In an apparent response to a call from Mursi’s Muslim Brotherhood, hundreds flocked to the precincts of the presidential palace Wednesday evening in the quarter of Heliopolis where opponents had camped out to protest the Islamist leader’s decree expanding his powers. The rivals hurled stones and petrol bombs at each other.
Opponents said Mursi’s supporters had attacked them and removed their tents while police stayed away.
The Muslim Brotherhood’s Freedom and Justice Party accused opponents of attacking their “peaceful” rally. “If each group is allowed to set up tents in front of state institutions, we will be in a state of chaos, not revolution,” added the party.
Many of the opposition had left and a few hundred protesters remained outside the palace.
The violence spread beyond the capital, with protesters torching the offices of the powerful Muslim Brotherhood in the Mediterranean port city of Ismailiya and in Suez, witnesses said.
Meanwhile, Amr al-Leithi, Seif Abdul Fatah and Ayman al-Sayad announced quitting their posts as presidential advisors in protest against Mursi’s sweeping new powers.

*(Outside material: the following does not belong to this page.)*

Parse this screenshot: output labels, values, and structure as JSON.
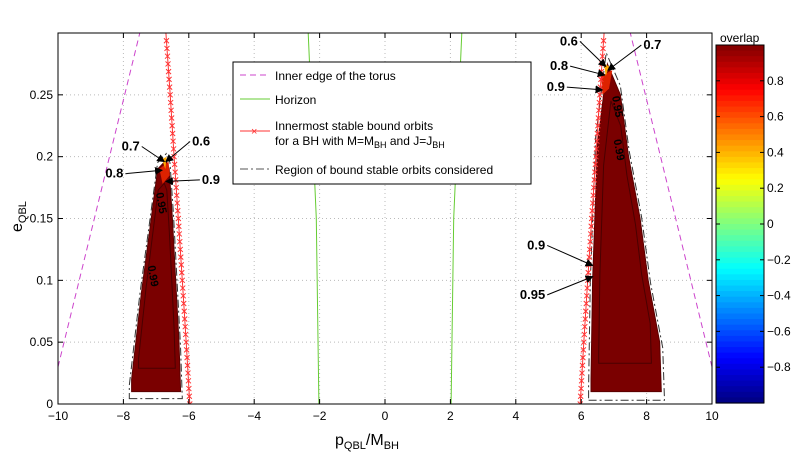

Three other presidential advisors had earlier resigned for the same reason.
The opposition has accused Mursi of power grab and spurned his call for dialogue to defuse the crisis, the worst since he took office in late June.
Opposition leader Mohammad Al Baradei said late Wednesday there would be no talks before Mursi rescinds his decree and suspend a call for a public vote on a controversial constitution.
“All possible means, including a general strike will be taken to bring about the cancellation of the constitutional declaration,” added Al Baradei, who was a major catalyst in the revolt that toppled Hosni Mubarak almost two years ago. Al Bardei was speaking following crisis talks with other leaders of the opposition National Salvation Front in Cairo.
Mursi has said his measures are temporary until a new constitution is approved and an elected parliament is in place.